Then, remembering that Dirac delta works as follows: $$\int \delta(y - x) f(y)dy= f(x)$$ we perform the calculation: $$ H(X,Y) = - \int p(x,y) [\log p(x,y)] dxdy\\ = - \int \delta(y - x) p(x) \log[\delta(y - x) p(x)] dx dy\\ = - \int p(x) \log[\delta(x - x) p(x)] dx\\ = -\infty - \int p(x) \log[ p(x)] dx\\ = -\infty. $$

And, in general, if probability distribution occupies manifold of less dimensions than space we use, it's differential entropy is $-\infty$.

Why it should not surprise you?

One way of looking at it is the following - entropy is related to the uncertainty of space occupied by the probability distribution. It is normalized in such way than unit (hyper)cube with uniform probability distribution gives entropy $0$. If its volume is infinitely smaller, its entropy its infinitely lower.

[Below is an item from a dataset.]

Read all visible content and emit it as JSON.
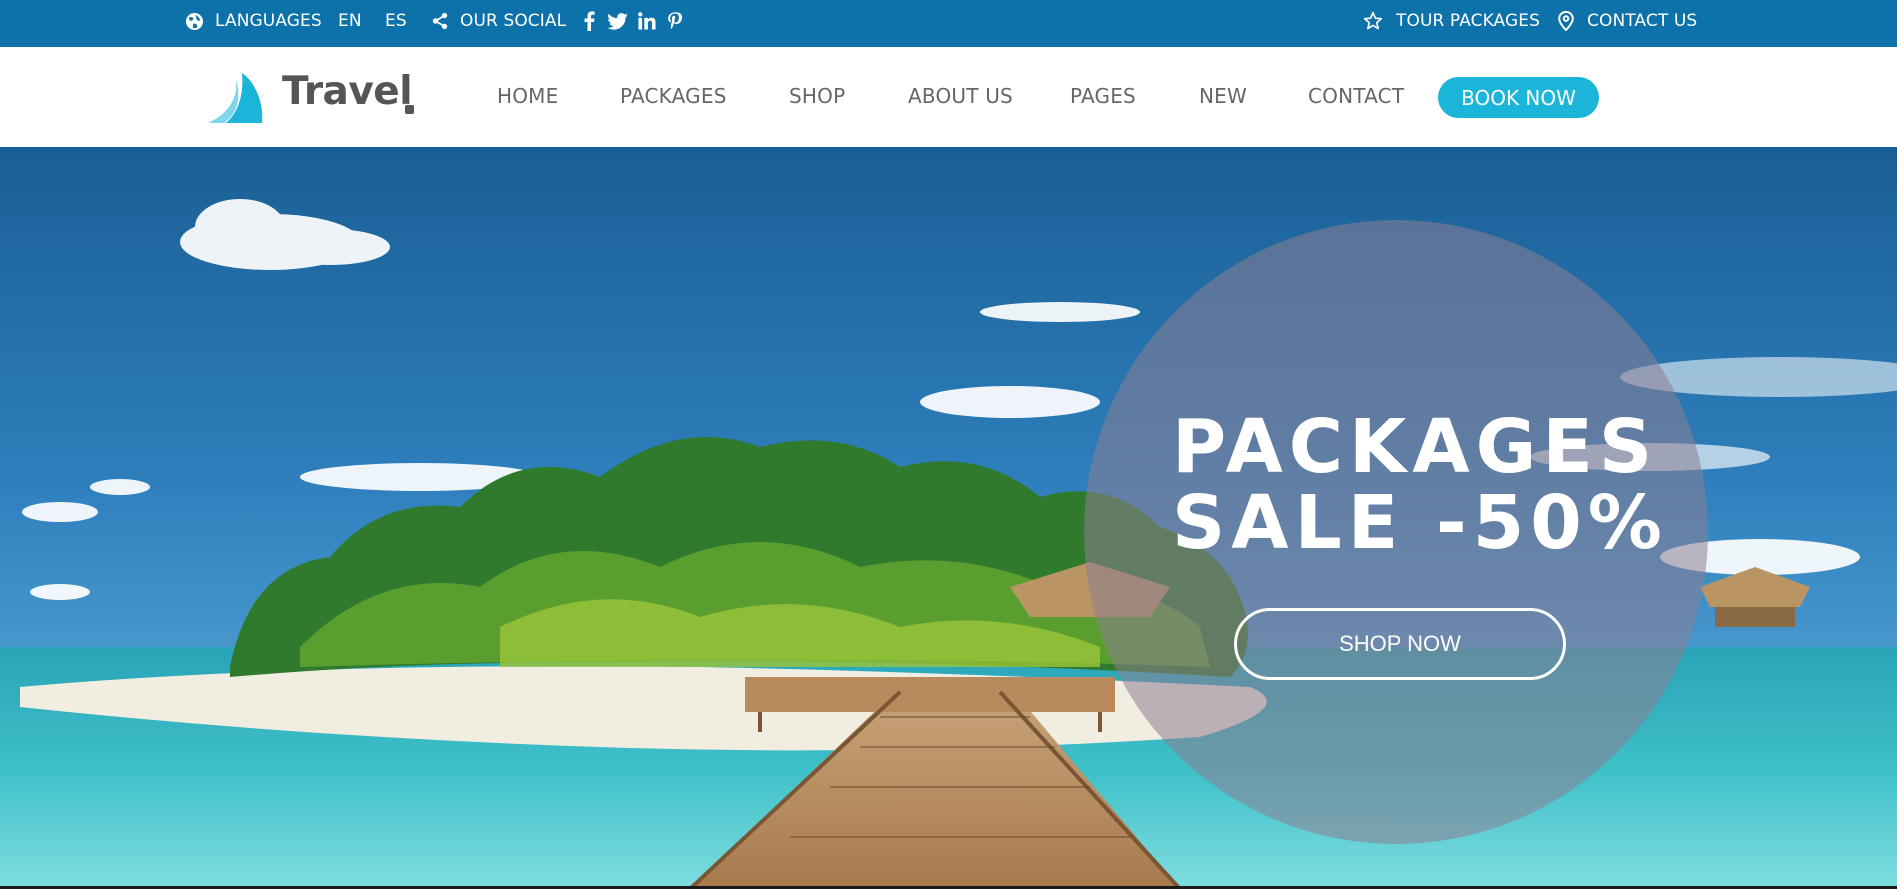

Other way is too look at the (differential) mutual information, i.e.: $$I(X;Y) = H(X) + H(Y) - H(X, Y).$$ Since there are continuous variables, we can transmit information of infinite length just with one trial! (E.g. as digits of a real number.) That way, even though $H(X)$ and $X(Y)$ are finite, $H(X, Y)$ needs to be minus infinity, so that $I(X;Y)=\infty$.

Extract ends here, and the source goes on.